Я даю ему банку тушёнки, на которой изображена голова свиньи. Отличная советская тушёнка! Настоящая! Бача хватает обеими руками. Говорю ему:

— Тебе же свинину нельзя, ты мусульманин!

— А он в ответ: — Это нэ свинина, это тушёнка!

Развеселил нас ещё раз. С хорошим настроением двинулись дальше.

Вскоре, предолев еще один перевал, мы въехали в посёлок Пули-Хумри, расположенный, примерно в двухстах пятидесяти километрах от Кабула. До Термеза оставалось ещё столько же! Здесь, на горе, стоял тропосферный переприемный пункт от нашей части, и мы там заночевали.

Однако происшествие с нашим КамАЗом оказалось всего лишь цветочком! Ягодкой было то, что на подъезде к месту ночёвки застучал мотор у одной из шаланд! Ночь напролёт все водители нашей колонны ремонтировали КамАЗ, перебирали двигатель, а начальник автослужбы метался по местному гарнизону в поисках запчастей. Утром машина была в строю, и мы поехали дальше. Патрубок на моем камазе тоже заменили. Ни один водитель ночью не спал, а впереди ещё пустыня! Хорошо, что обошлось без поломок.

Интересное место эта пустыня в Афганистане! Скорее полупустыня, предгорья Гиндукуш. Песка нет. Лишь каменистая поверхность, по которой проносятся клубки перекати-поля, подгоняемые ветром, да вдоль дороги встречаются афганские кладбища с надгробиями в виде камней. Иногда попадается сожжённая советская техника, а рядом — пирамидки со звёздочками. Афганцы не трогали их.

По равнине ехать гораздо проще, чем в горах. Ровная прямая дорога. Изредка попадаются одиночные скалы высотой с девятиэтажку и выше, торчащие, как зубы великана, на голой земле. Издалека послышался гул, и два «Грача» (штурмовики Су-25) пронеслись над колонной. Возможно, они нас прикрывали, точно не скажу, но чудили знатно! Носились как угорелые между одиноких скал, закладывая виражи в нескольких десятках метров от земли! Похоже было, что лётчики так развлекались. Очень опасно это выглядело с земли!
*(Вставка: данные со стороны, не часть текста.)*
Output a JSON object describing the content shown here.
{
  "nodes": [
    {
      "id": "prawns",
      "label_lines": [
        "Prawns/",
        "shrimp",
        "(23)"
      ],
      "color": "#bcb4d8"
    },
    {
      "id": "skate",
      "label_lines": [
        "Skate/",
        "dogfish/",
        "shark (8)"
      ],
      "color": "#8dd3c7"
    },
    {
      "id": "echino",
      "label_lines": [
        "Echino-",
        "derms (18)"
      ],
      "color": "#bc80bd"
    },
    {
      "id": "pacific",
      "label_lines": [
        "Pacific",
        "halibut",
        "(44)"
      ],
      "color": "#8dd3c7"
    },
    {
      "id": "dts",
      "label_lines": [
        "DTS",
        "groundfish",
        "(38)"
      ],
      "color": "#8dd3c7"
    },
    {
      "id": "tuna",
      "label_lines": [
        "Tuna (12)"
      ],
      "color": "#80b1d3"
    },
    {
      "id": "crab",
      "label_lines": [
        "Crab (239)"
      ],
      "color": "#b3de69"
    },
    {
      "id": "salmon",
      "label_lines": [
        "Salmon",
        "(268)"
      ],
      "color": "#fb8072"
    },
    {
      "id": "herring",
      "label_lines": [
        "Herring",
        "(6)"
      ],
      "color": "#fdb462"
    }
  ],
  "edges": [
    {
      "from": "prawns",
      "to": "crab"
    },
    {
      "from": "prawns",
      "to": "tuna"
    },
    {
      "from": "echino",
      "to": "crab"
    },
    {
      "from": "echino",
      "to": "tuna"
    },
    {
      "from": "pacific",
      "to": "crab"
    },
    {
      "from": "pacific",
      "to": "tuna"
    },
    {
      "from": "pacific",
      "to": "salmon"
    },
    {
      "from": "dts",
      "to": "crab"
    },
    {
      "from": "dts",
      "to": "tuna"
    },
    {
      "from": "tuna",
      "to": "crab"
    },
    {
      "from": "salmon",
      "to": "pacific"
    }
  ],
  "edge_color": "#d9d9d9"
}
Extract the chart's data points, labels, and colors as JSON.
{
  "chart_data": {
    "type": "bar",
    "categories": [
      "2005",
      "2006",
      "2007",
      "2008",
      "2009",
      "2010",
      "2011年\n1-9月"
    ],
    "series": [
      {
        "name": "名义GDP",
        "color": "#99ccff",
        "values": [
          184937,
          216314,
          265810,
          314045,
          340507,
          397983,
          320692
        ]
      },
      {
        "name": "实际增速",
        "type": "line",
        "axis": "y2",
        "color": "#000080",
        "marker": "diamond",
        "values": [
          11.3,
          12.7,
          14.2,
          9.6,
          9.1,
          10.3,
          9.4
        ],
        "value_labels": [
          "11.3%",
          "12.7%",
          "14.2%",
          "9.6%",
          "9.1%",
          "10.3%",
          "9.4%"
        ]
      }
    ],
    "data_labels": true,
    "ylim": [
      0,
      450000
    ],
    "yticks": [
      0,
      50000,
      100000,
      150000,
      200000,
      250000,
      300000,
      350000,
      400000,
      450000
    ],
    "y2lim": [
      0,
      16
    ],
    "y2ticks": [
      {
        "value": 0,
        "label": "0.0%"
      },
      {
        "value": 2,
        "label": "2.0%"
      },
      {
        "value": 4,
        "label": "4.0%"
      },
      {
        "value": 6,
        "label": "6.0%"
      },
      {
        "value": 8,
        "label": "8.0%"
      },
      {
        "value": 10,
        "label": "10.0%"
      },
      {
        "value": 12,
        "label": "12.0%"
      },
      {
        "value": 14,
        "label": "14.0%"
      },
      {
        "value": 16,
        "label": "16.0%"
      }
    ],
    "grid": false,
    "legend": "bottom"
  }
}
Приехали в Хайратон - небольшой городок у советской границы. Как пересекали границу, уже не помню, видимо, без эксцессов, иначе отложилось бы в памяти. Переезжаем мост через Амударью — и мы в СССР. Узбекистан был частью большой Великой страны! Ночевали в нашей части в десяти километрах от Термеза. Вы не представляете, как это здорово — очутиться на своей земле, где нет войны, где не стреляют и можно спокойно пойти в город, в ресторан, погулять! Но это потом, а впереди у нас была большая работа по разгрузке машин. Загружали-то их всей частью, а разгружать нам одним!

На следующий день, невзирая на чины и звания, разгружаем имущество. К вечеру, уставшие, грязные, но довольные, заканчиваем работу. Теперь в баню, а завтра в город!

Начальником колонны у нас был опытный офицер — начальник службы артхимвооружения. Он неоднократно ездил в Союз и обратно, доставляя в часть технику и вооружение. У него была одна особенность: когда волновался, начинал суетиться и размахивать руками. За это он получил прозвище «Паника».

Кроме доставки груза у него была ещё задача — сдать в ремонт несколько кондиционеров в мастерскую в Термезе. Дело это оказалось не быстрым: кондиционеры никак не хотели сдаваться в ремонт — возможно, не без помощи майора. В итоге мы зависли в Союзе на неделю с лишним.

Конечно, все были не против! Отдыхали так, что забыли отправить посылки родственникам наших сослуживцев. А их было штук пять, может, больше. Обычно многие передавали с оказией небольшой пакет, чтобы в Союзе отправили почтой их родным.

Так вот, опомнились мы, когда остался один день до отъезда, а все советские деньги кончились. Не на что посылки отправлять! Обратно же не повезёшь.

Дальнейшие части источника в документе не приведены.